Fakiyoscapulohumeral kas distrofisi (FSHMD), ilerleyen kas fonksiyon kaybını indükleyen bir kas hastalığıdır. Landouzy-Dejerine kas distrofisi olarak da bilinen FSHMD, başlangıçta omuzlar ve kollar da dahil olmak üzere üst gövdede merkezi olarak bozulmuş kas fonksiyonu olarak ortaya çıkan bir nöromüsküler hastalıktır. FSHMD'nin tedavisi yoktur. Hastalığın kademeli ilerlemesi nedeniyle, tedavi genellikle kişinin hareketli kalmasını sağlamada yardımcı olmak için fizik tedavi ve ilaç kullanımını içerir.
Otozomal dominant bir hastalık olduğu düşünülen facioscapulohumeral kas distrofisine, bir otozom veya nonseks kromozomu tarafından taşınan bir dominant protein mutasyonu varlığı neden olur. Mutasyona uğramış distrofin protein geninin geçişi, bir ebeveyne bir taşıyıcı olmasına bağlıdır. Mutasyona uğramış genleri miras alan bir çocuk, facioscapulohumeral kas distrofisi veya buna bağlı bir miyotonik bozukluk gelişimi için 50/50 şansa sahiptir.
Çoğu durumda, aile öyküsü, facioscapulohumeral kas distrofisi tanısında önemli bir rol oynar.
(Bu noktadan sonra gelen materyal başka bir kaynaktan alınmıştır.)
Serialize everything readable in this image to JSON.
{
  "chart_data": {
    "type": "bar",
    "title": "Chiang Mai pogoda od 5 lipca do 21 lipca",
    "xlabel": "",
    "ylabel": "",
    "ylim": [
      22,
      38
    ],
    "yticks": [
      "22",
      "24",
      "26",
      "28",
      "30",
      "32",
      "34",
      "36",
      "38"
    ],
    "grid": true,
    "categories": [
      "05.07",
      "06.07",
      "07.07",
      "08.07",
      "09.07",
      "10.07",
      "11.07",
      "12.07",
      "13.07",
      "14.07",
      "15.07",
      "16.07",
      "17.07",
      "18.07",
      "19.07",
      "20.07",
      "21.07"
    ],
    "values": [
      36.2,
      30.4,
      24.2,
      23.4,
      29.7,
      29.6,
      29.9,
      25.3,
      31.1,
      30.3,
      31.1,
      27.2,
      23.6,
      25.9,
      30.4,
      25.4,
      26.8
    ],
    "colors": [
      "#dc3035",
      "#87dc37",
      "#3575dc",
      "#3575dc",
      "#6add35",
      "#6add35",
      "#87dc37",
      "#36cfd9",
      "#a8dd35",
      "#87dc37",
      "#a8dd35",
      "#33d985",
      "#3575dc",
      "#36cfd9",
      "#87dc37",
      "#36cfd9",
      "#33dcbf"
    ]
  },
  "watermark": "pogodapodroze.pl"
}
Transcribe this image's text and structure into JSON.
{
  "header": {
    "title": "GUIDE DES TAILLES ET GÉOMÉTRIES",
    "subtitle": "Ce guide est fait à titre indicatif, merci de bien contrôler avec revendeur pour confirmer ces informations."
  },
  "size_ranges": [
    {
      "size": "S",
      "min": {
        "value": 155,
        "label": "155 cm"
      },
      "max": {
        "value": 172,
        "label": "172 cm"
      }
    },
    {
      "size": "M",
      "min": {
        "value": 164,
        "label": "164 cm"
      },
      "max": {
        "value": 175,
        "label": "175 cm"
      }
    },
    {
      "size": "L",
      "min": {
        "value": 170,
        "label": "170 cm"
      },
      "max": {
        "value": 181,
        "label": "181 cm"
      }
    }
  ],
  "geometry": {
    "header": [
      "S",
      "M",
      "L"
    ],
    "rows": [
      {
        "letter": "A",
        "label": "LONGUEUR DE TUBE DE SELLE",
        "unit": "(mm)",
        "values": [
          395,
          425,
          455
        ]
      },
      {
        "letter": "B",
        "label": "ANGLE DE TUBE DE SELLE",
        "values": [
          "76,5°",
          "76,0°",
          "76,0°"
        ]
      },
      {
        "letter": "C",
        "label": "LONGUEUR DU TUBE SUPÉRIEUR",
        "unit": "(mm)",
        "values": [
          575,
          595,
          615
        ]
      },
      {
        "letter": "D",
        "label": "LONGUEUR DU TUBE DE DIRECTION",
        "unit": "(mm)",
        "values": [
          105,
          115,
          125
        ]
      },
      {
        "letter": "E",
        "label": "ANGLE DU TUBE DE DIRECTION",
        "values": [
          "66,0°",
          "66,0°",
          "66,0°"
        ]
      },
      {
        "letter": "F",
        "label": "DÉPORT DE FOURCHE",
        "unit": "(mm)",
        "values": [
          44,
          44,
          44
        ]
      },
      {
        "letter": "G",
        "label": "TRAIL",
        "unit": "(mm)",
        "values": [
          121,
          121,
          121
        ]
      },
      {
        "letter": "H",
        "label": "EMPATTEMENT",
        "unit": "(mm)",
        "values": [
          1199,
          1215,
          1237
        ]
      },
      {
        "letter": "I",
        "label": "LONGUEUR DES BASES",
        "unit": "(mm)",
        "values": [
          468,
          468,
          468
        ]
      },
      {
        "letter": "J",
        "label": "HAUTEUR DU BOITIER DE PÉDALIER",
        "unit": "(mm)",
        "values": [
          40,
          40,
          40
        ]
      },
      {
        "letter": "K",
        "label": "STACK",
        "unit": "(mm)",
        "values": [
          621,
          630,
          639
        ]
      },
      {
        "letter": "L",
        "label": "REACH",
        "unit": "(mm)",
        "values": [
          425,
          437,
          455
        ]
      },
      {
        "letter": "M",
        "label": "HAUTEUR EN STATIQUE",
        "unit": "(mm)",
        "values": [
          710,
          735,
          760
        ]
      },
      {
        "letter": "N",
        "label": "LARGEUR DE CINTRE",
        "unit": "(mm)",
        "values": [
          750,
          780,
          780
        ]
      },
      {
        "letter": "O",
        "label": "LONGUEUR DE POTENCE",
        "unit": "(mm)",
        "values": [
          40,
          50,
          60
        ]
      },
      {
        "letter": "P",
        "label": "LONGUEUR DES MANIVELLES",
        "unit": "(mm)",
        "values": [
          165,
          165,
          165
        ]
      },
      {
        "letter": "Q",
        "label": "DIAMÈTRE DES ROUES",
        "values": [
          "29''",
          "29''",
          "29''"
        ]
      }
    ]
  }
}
Kapsamlı konsültasyon ve fizik muayenenin ardından, bir teşhisi doğrulamak için genellikle bir teşhis testleri bataryası sipariş edilir. Kas enflamasyonu (MD) ile olduğu gibi kas iltihaplanması ve bozulmasına bağlı spesifik enzimlerin varlığını tespit etmek için kan testleri yapılır. MD'yi gösteren belirteçlerin varlığını belirlemek ve kişinin kaslarının elektriksel aktivitesindeki anormallikleri değerlendirmek için bir kas biyopsisi ve elektromiyografi de yapılabilir.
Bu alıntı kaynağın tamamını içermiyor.